Zudem ist bei Handelsgeschäften die Firma korrekt anzugeben. Die falsche Verwendung des Begriffs „Firma“ kann zu Missverständnissen bei der Identifizierung der Vertragspartei führen und im Streitfall die Auslegung erschweren.
4.3 Registerangaben und Außenauftritt
Im Handelsregister und in Impressumsangaben sind die gesetzlich vorgeschriebenen Angaben zu machen. Dazu gehört insbesondere die Firma (§ 17 HGB, ergänzt durch § 19 HGB) und die Rechtsform.
Wer „Unternehmen“ und „Firma“ verwechselt oder eine Personengesellschaft als „juristische Person“ bezeichnet, riskiert unklare oder unzutreffende Register- und Impressumsangaben. Dies kann nicht nur wettbewerbsrechtliche, sondern auch haftungsrechtliche Folgen haben.
4.4 Steuerliche und bilanziere Unterschiede
Personengesellschaften und Kapitalgesellschaften unterliegen unterschiedlichen steuerlichen Regelungen (insbesondere Transparenz bei Personengesellschaften vs. eigenständige Körperschaftsbesteuerung bei juristischen Personen wie der GmbH). Auch dies setzt eine korrekte Zuordnung voraus.
- Fazit: Die Begriffe sind kein Selbstzweck, sondern Grundlage für rechtssichere Gestaltung
Die eingangs geschilderte Anwaltssoftware, die Personengesellschaften unter der Kategorie „juristische Personen“ einordnet und das Einzelunternehmen als „Einzelfirma“ bezeichnet, ist ein Symptom eines tieferliegenden Problems: Die Differenziertheit des deutschen Gesellschafts- und Handelsrechts wird zugunsten vermeintlicher Einfachheit vernachlässigt.
Für die anwaltliche Praxis gilt das Gegenteil:
– Die Abgrenzung zwischen juristischer Person und Personengesellschaft bleibt dogmatisch und praktisch zentral – trotz einer gewissen Angleichung durch Rechtsfähigkeit der Personengesellschaft und kapitalistisch geprägte KGs.

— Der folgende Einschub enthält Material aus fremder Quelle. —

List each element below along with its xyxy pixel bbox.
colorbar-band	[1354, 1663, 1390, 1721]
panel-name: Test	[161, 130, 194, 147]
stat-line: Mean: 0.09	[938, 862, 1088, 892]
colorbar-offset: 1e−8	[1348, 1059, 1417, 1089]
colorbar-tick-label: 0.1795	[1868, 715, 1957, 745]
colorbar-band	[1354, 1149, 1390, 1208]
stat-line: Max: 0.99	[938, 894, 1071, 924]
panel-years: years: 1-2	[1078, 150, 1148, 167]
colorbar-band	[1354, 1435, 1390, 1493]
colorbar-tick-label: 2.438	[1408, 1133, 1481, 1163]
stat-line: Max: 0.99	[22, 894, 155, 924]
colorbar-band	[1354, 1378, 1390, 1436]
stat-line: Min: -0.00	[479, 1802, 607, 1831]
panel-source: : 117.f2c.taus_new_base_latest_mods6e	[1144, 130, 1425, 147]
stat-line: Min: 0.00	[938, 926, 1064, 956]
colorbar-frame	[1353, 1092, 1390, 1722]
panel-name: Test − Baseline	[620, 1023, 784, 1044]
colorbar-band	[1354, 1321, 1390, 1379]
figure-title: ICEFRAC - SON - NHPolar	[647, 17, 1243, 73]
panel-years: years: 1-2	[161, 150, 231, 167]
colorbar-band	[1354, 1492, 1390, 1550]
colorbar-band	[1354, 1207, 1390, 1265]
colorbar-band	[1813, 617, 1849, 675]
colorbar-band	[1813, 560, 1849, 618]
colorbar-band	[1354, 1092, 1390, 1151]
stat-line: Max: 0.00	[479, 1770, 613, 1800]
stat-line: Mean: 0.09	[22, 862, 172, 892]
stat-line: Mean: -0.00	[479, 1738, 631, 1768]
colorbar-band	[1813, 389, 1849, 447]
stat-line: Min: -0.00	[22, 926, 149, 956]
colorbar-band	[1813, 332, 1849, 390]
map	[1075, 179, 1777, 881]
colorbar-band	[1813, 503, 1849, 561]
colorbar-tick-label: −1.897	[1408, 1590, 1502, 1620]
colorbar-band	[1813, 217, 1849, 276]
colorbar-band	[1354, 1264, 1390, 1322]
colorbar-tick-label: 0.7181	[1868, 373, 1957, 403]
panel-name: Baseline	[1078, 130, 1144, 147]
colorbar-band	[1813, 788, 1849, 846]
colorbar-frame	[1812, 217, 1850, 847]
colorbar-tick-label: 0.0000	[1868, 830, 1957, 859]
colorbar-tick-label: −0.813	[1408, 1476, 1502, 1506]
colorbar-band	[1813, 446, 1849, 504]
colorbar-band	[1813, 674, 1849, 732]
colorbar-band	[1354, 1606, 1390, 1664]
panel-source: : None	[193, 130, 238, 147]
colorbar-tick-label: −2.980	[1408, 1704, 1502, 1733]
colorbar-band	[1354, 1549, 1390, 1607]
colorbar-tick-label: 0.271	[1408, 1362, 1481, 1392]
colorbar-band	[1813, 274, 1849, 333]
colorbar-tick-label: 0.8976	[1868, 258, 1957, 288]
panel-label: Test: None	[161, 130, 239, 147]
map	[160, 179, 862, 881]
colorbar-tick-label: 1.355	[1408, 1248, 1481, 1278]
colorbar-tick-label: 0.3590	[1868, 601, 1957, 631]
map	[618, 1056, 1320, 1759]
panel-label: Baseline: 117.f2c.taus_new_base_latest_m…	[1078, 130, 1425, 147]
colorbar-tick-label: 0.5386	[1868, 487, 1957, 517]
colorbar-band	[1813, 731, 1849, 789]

– Personengesellschaftsrecht ist auch heute noch vom Leitbild der mitarbeitenden, persönlich verantwortlichen Gesellschafter geprägt.
– Juristische Personen beruhen demgegenüber auf Mitgliedschaft und Kapitalbeteiligung mit grundsätzlich haftungsbeschränkter Struktur.
– „Unternehmen“ bezeichnet die wirtschaftliche Einheit, „Firma“ ist der Name des Kaufmanns nach §§ 17 ff. HGB.
– Begriffe wie „Einzelfirma“ sind umgangssprachlich verbreitet, aber juristisch unscharf und im professionellen Kontext zu vermeiden.
Für Unternehmer, Gesellschafter, Investoren und Berater ist es daher von erheblicher Bedeutung, sich dieser Unterscheidungen bewusst zu sein. Wer seine gesellschaftsrechtliche Struktur planen, Beteiligungen ausgestalten oder Haftungsrisiken beurteilen möchte, sollte sich nicht auf vereinfachende Software-Kategorien verlassen, sondern auf eine präzise juristische Analyse, die diese dogmatischen Grundlagen ernst nimmt.
Gerade in einer zunehmend digitalisierten Rechtswelt bleibt die Aufgabe der anwaltlichen Beratung, die differenzierten Strukturen des geltenden Rechts sichtbar zu machen – und damit die Basis für rechtssichere, wirtschaftlich sinnvolle Entscheidungen zu legen.